In revealing the site of the drug lab, the local people opted for military protection. But after the initial publicity faded, the communities were left unprotected. “They abandoned us. They don’t want to listen to us. They haven’t included us in their organizations, their protection or their contingency plans,” FOKISE representative Mónica Chuji told a committee of human rights organizations in Quito. “Now we’re all afraid.”
While various community and religious groups, as well as the military, have roles in the government-designed contingency plan, the measure does not include any national indigenous organizations or groups from the affected area.

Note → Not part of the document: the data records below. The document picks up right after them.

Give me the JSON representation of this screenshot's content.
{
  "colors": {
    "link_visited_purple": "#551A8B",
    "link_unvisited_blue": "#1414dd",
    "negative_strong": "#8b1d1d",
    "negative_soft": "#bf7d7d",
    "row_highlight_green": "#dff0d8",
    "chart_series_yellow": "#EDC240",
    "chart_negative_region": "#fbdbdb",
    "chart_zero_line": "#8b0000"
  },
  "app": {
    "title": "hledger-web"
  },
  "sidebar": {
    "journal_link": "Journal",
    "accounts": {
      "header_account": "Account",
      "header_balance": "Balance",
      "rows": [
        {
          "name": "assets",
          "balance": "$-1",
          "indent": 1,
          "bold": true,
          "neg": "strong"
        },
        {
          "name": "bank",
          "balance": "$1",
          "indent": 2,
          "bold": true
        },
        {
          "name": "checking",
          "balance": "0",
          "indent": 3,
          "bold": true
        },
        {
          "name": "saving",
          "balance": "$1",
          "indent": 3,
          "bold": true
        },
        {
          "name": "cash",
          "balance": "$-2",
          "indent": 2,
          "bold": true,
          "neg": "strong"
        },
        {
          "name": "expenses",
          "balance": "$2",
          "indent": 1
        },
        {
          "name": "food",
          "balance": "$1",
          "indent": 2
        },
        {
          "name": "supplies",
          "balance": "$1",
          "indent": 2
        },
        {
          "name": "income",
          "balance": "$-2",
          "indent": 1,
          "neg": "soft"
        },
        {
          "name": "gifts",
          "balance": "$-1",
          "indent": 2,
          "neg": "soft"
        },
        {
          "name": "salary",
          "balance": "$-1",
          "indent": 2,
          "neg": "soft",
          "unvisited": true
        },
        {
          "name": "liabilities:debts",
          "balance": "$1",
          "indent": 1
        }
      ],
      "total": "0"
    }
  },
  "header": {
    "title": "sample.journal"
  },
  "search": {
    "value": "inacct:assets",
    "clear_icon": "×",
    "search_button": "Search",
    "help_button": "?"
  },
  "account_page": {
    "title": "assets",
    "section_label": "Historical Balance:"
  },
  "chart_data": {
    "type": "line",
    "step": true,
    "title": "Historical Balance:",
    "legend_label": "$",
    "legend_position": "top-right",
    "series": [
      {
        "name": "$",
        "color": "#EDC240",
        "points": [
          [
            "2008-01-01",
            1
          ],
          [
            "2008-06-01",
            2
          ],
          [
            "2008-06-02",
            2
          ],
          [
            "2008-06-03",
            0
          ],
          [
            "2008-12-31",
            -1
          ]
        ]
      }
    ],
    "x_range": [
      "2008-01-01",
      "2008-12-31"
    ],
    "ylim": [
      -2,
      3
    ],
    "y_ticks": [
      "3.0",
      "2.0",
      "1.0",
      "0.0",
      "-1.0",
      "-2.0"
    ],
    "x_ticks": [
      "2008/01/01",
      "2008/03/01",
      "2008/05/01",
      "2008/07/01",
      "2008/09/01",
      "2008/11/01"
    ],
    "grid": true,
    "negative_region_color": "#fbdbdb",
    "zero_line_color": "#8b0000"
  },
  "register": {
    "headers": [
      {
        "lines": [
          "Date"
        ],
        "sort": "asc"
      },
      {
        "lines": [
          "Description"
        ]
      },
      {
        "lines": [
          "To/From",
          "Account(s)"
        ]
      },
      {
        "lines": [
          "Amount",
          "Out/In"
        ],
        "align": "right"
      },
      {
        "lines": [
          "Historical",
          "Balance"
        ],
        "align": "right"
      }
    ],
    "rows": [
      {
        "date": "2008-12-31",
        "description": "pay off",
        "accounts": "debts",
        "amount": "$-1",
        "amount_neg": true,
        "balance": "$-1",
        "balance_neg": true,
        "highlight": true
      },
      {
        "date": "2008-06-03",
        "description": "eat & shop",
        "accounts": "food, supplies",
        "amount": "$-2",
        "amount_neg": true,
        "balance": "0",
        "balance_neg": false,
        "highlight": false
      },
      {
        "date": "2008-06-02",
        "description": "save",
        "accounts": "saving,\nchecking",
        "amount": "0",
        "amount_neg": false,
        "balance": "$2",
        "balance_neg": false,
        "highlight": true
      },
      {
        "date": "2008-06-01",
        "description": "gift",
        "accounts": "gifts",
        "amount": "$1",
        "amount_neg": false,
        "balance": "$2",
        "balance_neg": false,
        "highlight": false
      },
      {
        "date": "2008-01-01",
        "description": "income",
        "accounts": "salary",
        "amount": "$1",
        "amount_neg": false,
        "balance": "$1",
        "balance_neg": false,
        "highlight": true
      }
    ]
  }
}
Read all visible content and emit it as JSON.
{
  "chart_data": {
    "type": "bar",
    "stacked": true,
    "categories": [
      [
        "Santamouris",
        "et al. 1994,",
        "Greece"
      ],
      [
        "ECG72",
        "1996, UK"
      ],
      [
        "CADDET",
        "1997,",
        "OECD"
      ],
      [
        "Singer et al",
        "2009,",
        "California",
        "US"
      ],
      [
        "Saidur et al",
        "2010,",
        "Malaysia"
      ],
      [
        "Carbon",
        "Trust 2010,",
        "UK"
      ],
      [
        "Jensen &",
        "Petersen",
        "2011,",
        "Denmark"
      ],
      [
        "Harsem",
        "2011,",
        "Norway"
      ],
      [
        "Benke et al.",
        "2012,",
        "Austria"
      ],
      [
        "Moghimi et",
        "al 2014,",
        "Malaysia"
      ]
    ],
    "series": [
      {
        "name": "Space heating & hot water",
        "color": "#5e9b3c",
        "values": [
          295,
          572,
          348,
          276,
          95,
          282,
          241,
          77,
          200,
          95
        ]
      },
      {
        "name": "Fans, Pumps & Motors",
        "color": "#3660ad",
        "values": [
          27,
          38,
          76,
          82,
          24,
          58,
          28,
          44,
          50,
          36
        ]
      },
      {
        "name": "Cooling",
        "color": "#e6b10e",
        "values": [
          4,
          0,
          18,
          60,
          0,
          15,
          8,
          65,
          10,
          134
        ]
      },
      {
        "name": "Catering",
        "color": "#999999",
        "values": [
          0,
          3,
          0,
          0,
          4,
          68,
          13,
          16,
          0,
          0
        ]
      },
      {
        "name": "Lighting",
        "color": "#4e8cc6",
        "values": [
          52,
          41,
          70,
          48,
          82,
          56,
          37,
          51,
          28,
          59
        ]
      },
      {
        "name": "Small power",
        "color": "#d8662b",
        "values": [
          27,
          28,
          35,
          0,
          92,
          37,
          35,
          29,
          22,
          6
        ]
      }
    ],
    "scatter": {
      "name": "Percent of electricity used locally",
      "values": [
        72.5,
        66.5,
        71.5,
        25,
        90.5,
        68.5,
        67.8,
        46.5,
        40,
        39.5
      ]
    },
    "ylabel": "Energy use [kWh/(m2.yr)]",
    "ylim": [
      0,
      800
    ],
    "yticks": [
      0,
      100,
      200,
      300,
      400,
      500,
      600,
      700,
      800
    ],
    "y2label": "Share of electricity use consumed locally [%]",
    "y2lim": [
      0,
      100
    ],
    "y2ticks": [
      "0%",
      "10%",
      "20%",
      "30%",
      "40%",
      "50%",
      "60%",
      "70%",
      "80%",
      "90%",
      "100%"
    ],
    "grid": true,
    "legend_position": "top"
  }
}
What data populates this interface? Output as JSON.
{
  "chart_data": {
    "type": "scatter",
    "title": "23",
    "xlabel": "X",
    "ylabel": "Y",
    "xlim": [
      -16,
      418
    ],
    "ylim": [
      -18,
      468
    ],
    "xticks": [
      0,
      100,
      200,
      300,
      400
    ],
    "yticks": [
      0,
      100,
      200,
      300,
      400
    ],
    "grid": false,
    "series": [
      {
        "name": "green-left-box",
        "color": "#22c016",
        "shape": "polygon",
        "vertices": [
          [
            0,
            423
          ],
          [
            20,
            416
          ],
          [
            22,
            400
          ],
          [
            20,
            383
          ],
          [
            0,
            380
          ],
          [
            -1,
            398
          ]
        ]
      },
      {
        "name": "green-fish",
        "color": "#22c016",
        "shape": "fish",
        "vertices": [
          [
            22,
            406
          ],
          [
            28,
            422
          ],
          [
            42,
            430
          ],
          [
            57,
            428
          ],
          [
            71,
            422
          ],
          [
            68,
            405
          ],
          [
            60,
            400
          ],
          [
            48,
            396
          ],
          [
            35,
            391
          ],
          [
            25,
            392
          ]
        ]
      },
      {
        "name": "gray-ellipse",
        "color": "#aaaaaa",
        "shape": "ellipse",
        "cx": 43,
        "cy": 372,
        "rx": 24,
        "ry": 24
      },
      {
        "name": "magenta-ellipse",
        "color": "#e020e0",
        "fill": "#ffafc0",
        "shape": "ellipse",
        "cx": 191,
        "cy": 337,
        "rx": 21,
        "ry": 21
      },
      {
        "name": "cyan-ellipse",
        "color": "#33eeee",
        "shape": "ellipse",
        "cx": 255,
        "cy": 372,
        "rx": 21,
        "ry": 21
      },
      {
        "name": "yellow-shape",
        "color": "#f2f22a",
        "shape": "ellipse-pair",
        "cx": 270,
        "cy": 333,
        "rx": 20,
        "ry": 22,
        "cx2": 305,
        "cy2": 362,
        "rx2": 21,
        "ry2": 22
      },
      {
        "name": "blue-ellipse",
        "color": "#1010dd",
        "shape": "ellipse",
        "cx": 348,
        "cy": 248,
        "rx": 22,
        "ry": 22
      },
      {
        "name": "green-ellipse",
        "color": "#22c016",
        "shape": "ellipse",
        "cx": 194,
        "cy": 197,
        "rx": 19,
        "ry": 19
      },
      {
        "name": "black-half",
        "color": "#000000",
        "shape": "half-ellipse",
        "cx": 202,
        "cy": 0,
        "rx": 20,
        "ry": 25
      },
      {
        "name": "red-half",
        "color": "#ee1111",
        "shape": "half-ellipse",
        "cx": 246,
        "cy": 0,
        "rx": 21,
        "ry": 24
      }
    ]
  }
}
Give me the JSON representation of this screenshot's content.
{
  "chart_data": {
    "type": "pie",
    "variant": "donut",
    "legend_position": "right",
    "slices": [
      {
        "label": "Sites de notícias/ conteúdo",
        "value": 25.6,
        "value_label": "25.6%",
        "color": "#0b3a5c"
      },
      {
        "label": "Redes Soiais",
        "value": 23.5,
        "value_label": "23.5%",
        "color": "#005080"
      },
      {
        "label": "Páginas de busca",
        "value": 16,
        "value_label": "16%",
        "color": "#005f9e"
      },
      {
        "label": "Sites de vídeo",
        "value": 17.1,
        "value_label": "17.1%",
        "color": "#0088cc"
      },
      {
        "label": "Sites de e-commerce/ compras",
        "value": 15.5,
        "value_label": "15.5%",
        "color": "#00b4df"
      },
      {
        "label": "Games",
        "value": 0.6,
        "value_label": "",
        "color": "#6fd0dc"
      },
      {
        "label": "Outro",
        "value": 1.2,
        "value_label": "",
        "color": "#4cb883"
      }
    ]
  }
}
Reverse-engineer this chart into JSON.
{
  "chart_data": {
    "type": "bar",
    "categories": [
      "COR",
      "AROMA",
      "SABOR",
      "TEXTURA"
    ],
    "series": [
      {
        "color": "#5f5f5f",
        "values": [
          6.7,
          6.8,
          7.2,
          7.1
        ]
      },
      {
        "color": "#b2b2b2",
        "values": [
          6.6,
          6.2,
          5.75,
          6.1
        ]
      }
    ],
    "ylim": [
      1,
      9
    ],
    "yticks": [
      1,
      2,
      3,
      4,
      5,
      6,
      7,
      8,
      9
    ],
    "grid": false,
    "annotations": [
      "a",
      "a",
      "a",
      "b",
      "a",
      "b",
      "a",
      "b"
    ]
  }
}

Chuji also criticized human rights organizations for not including indigenous groups in networks they have formed to monitor the effects of Plan Colombia. This was corrected in April with the formation of an Observatory of the Implementation of Plan Colombia on the Borders, which includes both human rights groups and local organizations from communities along the border.
“They asked FOKISE to take responsibility for the people who have been displaced, but no one has told us how to do it or with what resources,’ said Chuji, who traveled to the affected communities to accompany the last indigenous people who fled the zone. “They haven’t taken us into account at all and now they want us to take care of our people.”
Defense Minister Hugo Unda, who admitted that Plan Colombia will have repercussions in Ecuador, said that the price of these consequences “must be paid by everyone, because we’re all responsible for the fact that Ecuador isn’t developing.” He also said the problem is a social, rather than military, one.
President Gustavo Noboa announced that he plans to name governors with military experience to provinces along the Colombian border. He appointed Agustín Alejandro Luna, a colonel not on active duty, governor of Orellana, which neighbors Sucumbíos and has also been affected by the conflict in Colombia.
Meanwhile, the indigenous people who were displaced in January are receiving assistance from FOKISE and the International Red Cross. Several indigenous communities associated with FOKISE have offered the displaced people some of their lands, but military officials are asking them to return home, assuring them that they will be protected. The people who fled, however, are reluctant. “The soldiers arrive in town and then return to their camps. They never even go to our communities,” said José Huatoca, president of the community of Curiyacu.